Since then, climate change and deforestation of the insect’s mountainous winter habitat in central Mexico has greatly harmed the monarch population. It’s estimated that the Eastern species has declined by more than 80% since the 1980s, but it’s still an amazing migration. And it’s best seen today in Michigan at Peninsula Point.
Can’t make it for the monarch madness? Come whenever you can.
This small spit of land is loaded with history, excellent birding opportunities and a lighthouse that visitors can climb for a watery panoramic of Lake Michigan.
The centerpiece of the day-use area is Peninsula Point Lighthouse.
Congress authorized its construction in 1864 because wooden sailing ships, hauling lumber, iron ore and fish from Escanaba, Gladstone and Fayette, were no match for the treacherous shoals that separate Big Bay de Noc from Little Bay de Noc.

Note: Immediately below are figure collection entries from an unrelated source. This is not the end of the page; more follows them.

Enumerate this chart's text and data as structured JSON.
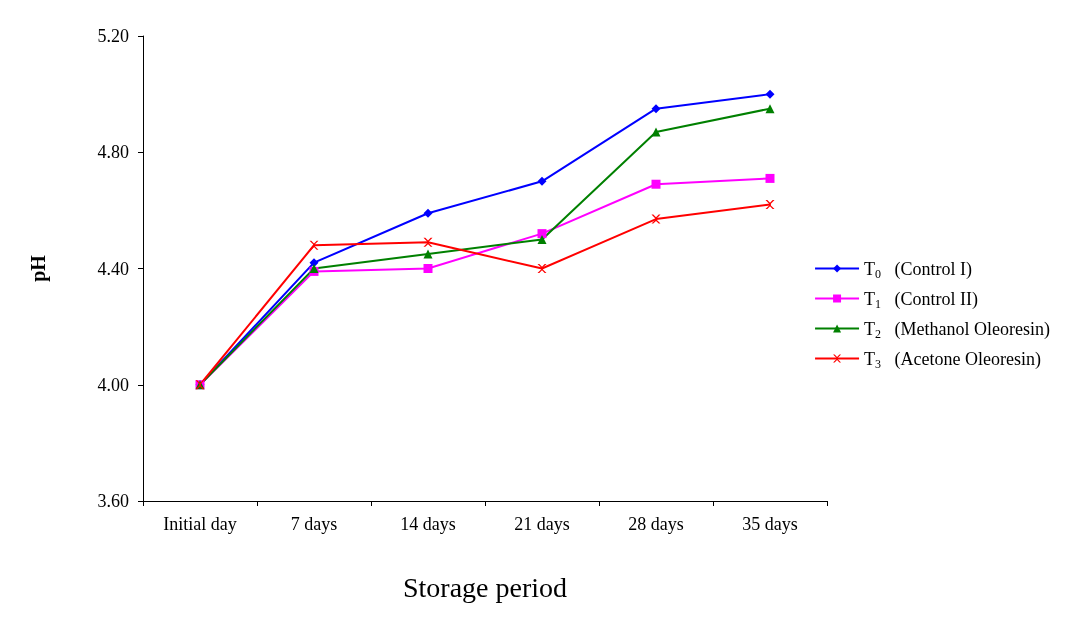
{
  "chart_data": {
    "type": "line",
    "xlabel": "Storage period",
    "ylabel": "pH",
    "categories": [
      "Initial day",
      "7 days",
      "14 days",
      "21 days",
      "28 days",
      "35 days"
    ],
    "series": [
      {
        "name": "T$_{0}$   (Control I)",
        "color": "#0000ff",
        "marker": "diamond",
        "values": [
          4.0,
          4.42,
          4.59,
          4.7,
          4.95,
          5.0
        ]
      },
      {
        "name": "T$_{1}$   (Control II)",
        "color": "#ff00ff",
        "marker": "square",
        "values": [
          4.0,
          4.39,
          4.4,
          4.52,
          4.69,
          4.71
        ]
      },
      {
        "name": "T$_{2}$   (Methanol Oleoresin)",
        "color": "#008000",
        "marker": "triangle",
        "values": [
          4.0,
          4.4,
          4.45,
          4.5,
          4.87,
          4.95
        ]
      },
      {
        "name": "T$_{3}$   (Acetone Oleoresin)",
        "color": "#ff0000",
        "marker": "cross",
        "values": [
          4.0,
          4.48,
          4.49,
          4.4,
          4.57,
          4.62
        ]
      }
    ],
    "ylim": [
      3.6,
      5.2
    ],
    "yticks": [
      {
        "value": 3.6,
        "label": "3.60"
      },
      {
        "value": 4.0,
        "label": "4.00"
      },
      {
        "value": 4.4,
        "label": "4.40"
      },
      {
        "value": 4.8,
        "label": "4.80"
      },
      {
        "value": 5.2,
        "label": "5.20"
      }
    ],
    "grid": false,
    "legend": "right"
  }
}
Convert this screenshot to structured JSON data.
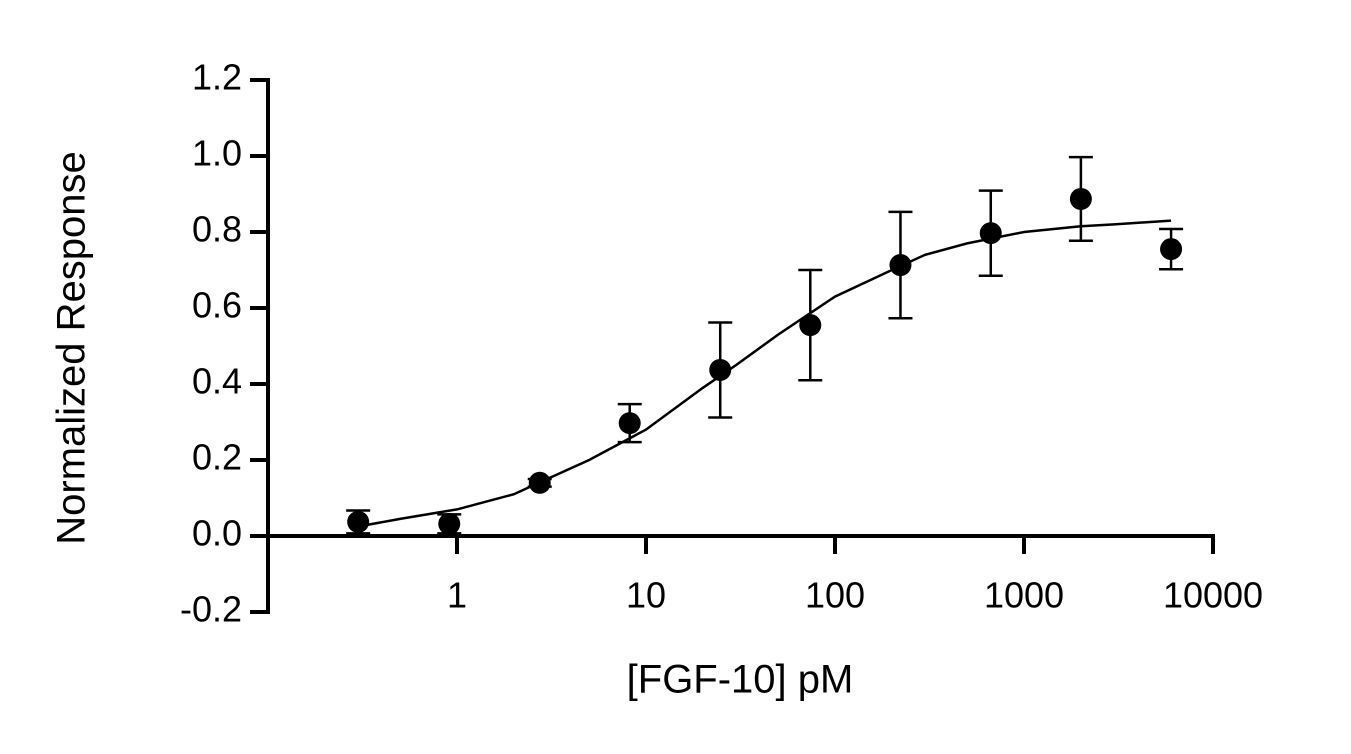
{
  "chart_data": {
    "type": "scatter",
    "x_label": "[FGF-10] pM",
    "y_label": "Normalized Response",
    "xscale": "log",
    "xlim": [
      0.1,
      10000
    ],
    "xticks": [
      1,
      10,
      100,
      1000,
      10000
    ],
    "ylim": [
      -0.2,
      1.2
    ],
    "yticks": [
      -0.2,
      {
        "value": 0,
        "label": "0.0"
      },
      0.2,
      0.4,
      0.6,
      0.8,
      {
        "value": 1,
        "label": "1.0"
      },
      1.2
    ],
    "color": "#000000",
    "x": [
      0.3,
      0.91,
      2.74,
      8.2,
      24.7,
      74,
      222,
      667,
      2000,
      6000
    ],
    "values": [
      0.037,
      0.032,
      0.14,
      0.297,
      0.437,
      0.555,
      0.713,
      0.797,
      0.887,
      0.755
    ],
    "errors": [
      0.03,
      0.025,
      0.01,
      0.05,
      0.125,
      0.145,
      0.14,
      0.112,
      0.11,
      0.053
    ],
    "curve": {
      "x": [
        0.3,
        0.5,
        1,
        2,
        3,
        5,
        10,
        20,
        30,
        50,
        100,
        200,
        300,
        500,
        1000,
        2000,
        3000,
        6000
      ],
      "values": [
        0.025,
        0.045,
        0.07,
        0.11,
        0.15,
        0.2,
        0.28,
        0.39,
        0.45,
        0.53,
        0.63,
        0.7,
        0.74,
        0.77,
        0.8,
        0.815,
        0.82,
        0.83
      ]
    }
  }
}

The structure was built in 1865 and consisted of a 40-foot tower, lit by an oil lamp and reflectors, and an adjoining home for the lightkeeper and family.
The light went out for the last time in 1936, but the view from the point was so spectacular that the U.S. Forest Service converted it into a public picnic area in 1937. The lightkeeper’s house burned to the ground in 1959, but the brick tower survived and today is listed on the National Register of Historic Places.

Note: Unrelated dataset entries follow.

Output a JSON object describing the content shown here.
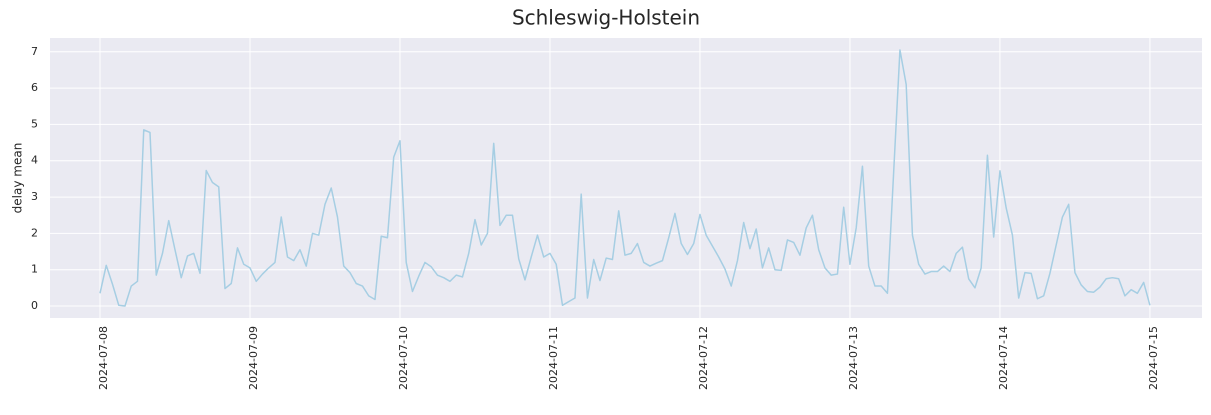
{
  "chart_data": {
    "type": "line",
    "title": "Schleswig-Holstein",
    "y_label": "delay mean",
    "x": [
      "2024-07-08 00:00",
      "2024-07-08 01:00",
      "2024-07-08 02:00",
      "2024-07-08 03:00",
      "2024-07-08 04:00",
      "2024-07-08 05:00",
      "2024-07-08 06:00",
      "2024-07-08 07:00",
      "2024-07-08 08:00",
      "2024-07-08 09:00",
      "2024-07-08 10:00",
      "2024-07-08 11:00",
      "2024-07-08 12:00",
      "2024-07-08 13:00",
      "2024-07-08 14:00",
      "2024-07-08 15:00",
      "2024-07-08 16:00",
      "2024-07-08 17:00",
      "2024-07-08 18:00",
      "2024-07-08 19:00",
      "2024-07-08 20:00",
      "2024-07-08 21:00",
      "2024-07-08 22:00",
      "2024-07-08 23:00",
      "2024-07-09 00:00",
      "2024-07-09 01:00",
      "2024-07-09 02:00",
      "2024-07-09 03:00",
      "2024-07-09 04:00",
      "2024-07-09 05:00",
      "2024-07-09 06:00",
      "2024-07-09 07:00",
      "2024-07-09 08:00",
      "2024-07-09 09:00",
      "2024-07-09 10:00",
      "2024-07-09 11:00",
      "2024-07-09 12:00",
      "2024-07-09 13:00",
      "2024-07-09 14:00",
      "2024-07-09 15:00",
      "2024-07-09 16:00",
      "2024-07-09 17:00",
      "2024-07-09 18:00",
      "2024-07-09 19:00",
      "2024-07-09 20:00",
      "2024-07-09 21:00",
      "2024-07-09 22:00",
      "2024-07-09 23:00",
      "2024-07-10 00:00",
      "2024-07-10 01:00",
      "2024-07-10 02:00",
      "2024-07-10 03:00",
      "2024-07-10 04:00",
      "2024-07-10 05:00",
      "2024-07-10 06:00",
      "2024-07-10 07:00",
      "2024-07-10 08:00",
      "2024-07-10 09:00",
      "2024-07-10 10:00",
      "2024-07-10 11:00",
      "2024-07-10 12:00",
      "2024-07-10 13:00",
      "2024-07-10 14:00",
      "2024-07-10 15:00",
      "2024-07-10 16:00",
      "2024-07-10 17:00",
      "2024-07-10 18:00",
      "2024-07-10 19:00",
      "2024-07-10 20:00",
      "2024-07-10 21:00",
      "2024-07-10 22:00",
      "2024-07-10 23:00",
      "2024-07-11 00:00",
      "2024-07-11 01:00",
      "2024-07-11 02:00",
      "2024-07-11 03:00",
      "2024-07-11 04:00",
      "2024-07-11 05:00",
      "2024-07-11 06:00",
      "2024-07-11 07:00",
      "2024-07-11 08:00",
      "2024-07-11 09:00",
      "2024-07-11 10:00",
      "2024-07-11 11:00",
      "2024-07-11 12:00",
      "2024-07-11 13:00",
      "2024-07-11 14:00",
      "2024-07-11 15:00",
      "2024-07-11 16:00",
      "2024-07-11 17:00",
      "2024-07-11 18:00",
      "2024-07-11 19:00",
      "2024-07-11 20:00",
      "2024-07-11 21:00",
      "2024-07-11 22:00",
      "2024-07-11 23:00",
      "2024-07-12 00:00",
      "2024-07-12 01:00",
      "2024-07-12 02:00",
      "2024-07-12 03:00",
      "2024-07-12 04:00",
      "2024-07-12 05:00",
      "2024-07-12 06:00",
      "2024-07-12 07:00",
      "2024-07-12 08:00",
      "2024-07-12 09:00",
      "2024-07-12 10:00",
      "2024-07-12 11:00",
      "2024-07-12 12:00",
      "2024-07-12 13:00",
      "2024-07-12 14:00",
      "2024-07-12 15:00",
      "2024-07-12 16:00",
      "2024-07-12 17:00",
      "2024-07-12 18:00",
      "2024-07-12 19:00",
      "2024-07-12 20:00",
      "2024-07-12 21:00",
      "2024-07-12 22:00",
      "2024-07-12 23:00",
      "2024-07-13 00:00",
      "2024-07-13 01:00",
      "2024-07-13 02:00",
      "2024-07-13 03:00",
      "2024-07-13 04:00",
      "2024-07-13 05:00",
      "2024-07-13 06:00",
      "2024-07-13 07:00",
      "2024-07-13 08:00",
      "2024-07-13 09:00",
      "2024-07-13 10:00",
      "2024-07-13 11:00",
      "2024-07-13 12:00",
      "2024-07-13 13:00",
      "2024-07-13 14:00",
      "2024-07-13 15:00",
      "2024-07-13 16:00",
      "2024-07-13 17:00",
      "2024-07-13 18:00",
      "2024-07-13 19:00",
      "2024-07-13 20:00",
      "2024-07-13 21:00",
      "2024-07-13 22:00",
      "2024-07-13 23:00",
      "2024-07-14 00:00",
      "2024-07-14 01:00",
      "2024-07-14 02:00",
      "2024-07-14 03:00",
      "2024-07-14 04:00",
      "2024-07-14 05:00",
      "2024-07-14 06:00",
      "2024-07-14 07:00",
      "2024-07-14 08:00",
      "2024-07-14 09:00",
      "2024-07-14 10:00",
      "2024-07-14 11:00",
      "2024-07-14 12:00",
      "2024-07-14 13:00",
      "2024-07-14 14:00",
      "2024-07-14 15:00",
      "2024-07-14 16:00",
      "2024-07-14 17:00",
      "2024-07-14 18:00",
      "2024-07-14 19:00",
      "2024-07-14 20:00",
      "2024-07-14 21:00",
      "2024-07-14 22:00",
      "2024-07-14 23:00",
      "2024-07-15 00:00"
    ],
    "values": [
      0.35,
      1.12,
      0.6,
      0.02,
      0.0,
      0.55,
      0.68,
      4.85,
      4.78,
      0.85,
      1.45,
      2.35,
      1.55,
      0.78,
      1.38,
      1.45,
      0.9,
      3.73,
      3.4,
      3.28,
      0.48,
      0.62,
      1.6,
      1.15,
      1.05,
      0.68,
      0.88,
      1.05,
      1.2,
      2.45,
      1.35,
      1.25,
      1.55,
      1.1,
      2.0,
      1.95,
      2.8,
      3.25,
      2.45,
      1.1,
      0.92,
      0.62,
      0.55,
      0.28,
      0.18,
      1.92,
      1.88,
      4.1,
      4.55,
      1.2,
      0.4,
      0.82,
      1.2,
      1.08,
      0.85,
      0.78,
      0.68,
      0.85,
      0.8,
      1.45,
      2.38,
      1.68,
      2.0,
      4.48,
      2.22,
      2.5,
      2.5,
      1.3,
      0.72,
      1.35,
      1.95,
      1.35,
      1.45,
      1.15,
      0.02,
      0.12,
      0.22,
      3.08,
      0.22,
      1.28,
      0.7,
      1.32,
      1.28,
      2.62,
      1.4,
      1.45,
      1.72,
      1.2,
      1.1,
      1.18,
      1.25,
      1.88,
      2.55,
      1.72,
      1.42,
      1.72,
      2.52,
      1.95,
      1.65,
      1.35,
      1.02,
      0.55,
      1.25,
      2.3,
      1.58,
      2.12,
      1.05,
      1.6,
      1.0,
      0.98,
      1.82,
      1.75,
      1.4,
      2.15,
      2.5,
      1.55,
      1.05,
      0.85,
      0.88,
      2.72,
      1.15,
      2.15,
      3.85,
      1.1,
      0.55,
      0.55,
      0.35,
      3.7,
      7.05,
      6.1,
      1.95,
      1.15,
      0.88,
      0.95,
      0.95,
      1.1,
      0.95,
      1.45,
      1.62,
      0.75,
      0.5,
      1.05,
      4.15,
      1.9,
      3.72,
      2.7,
      1.95,
      0.22,
      0.92,
      0.9,
      0.2,
      0.28,
      0.9,
      1.68,
      2.45,
      2.8,
      0.92,
      0.58,
      0.4,
      0.38,
      0.52,
      0.75,
      0.78,
      0.75,
      0.28,
      0.45,
      0.35,
      0.65,
      0.02
    ],
    "color": "#a6cee3",
    "xlim": [
      "2024-07-07 16:00",
      "2024-07-15 08:20"
    ],
    "xticks": [
      "2024-07-08",
      "2024-07-09",
      "2024-07-10",
      "2024-07-11",
      "2024-07-12",
      "2024-07-13",
      "2024-07-14",
      "2024-07-15"
    ],
    "ylim": [
      -0.33,
      7.38
    ],
    "yticks": [
      0,
      1,
      2,
      3,
      4,
      5,
      6,
      7
    ],
    "grid": true
  }
}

Peninsula Point is also an important migration stopover for birds traveling up the Lake Michigan shore. Spring migrations can be exceptional, a time when birders can sight more than 200 d species.
Much of the point is forested, and winding through the trees or skirting the shoreline is an interpretive trail and a rugged single-lane dirt road. The two can be combined for a scenic hike, a 2.2-mile loop from the RV parking area at the end of the pavement to the picnic grounds that surrounded the lighthouse.
In addition, the nearby Maywood History Trail features an old growth hemlock forest on the west shore of Stonington Peninsula.
Jim DuFresne of MichiganTrailMaps.com is a Michigan State University journalism alumnus.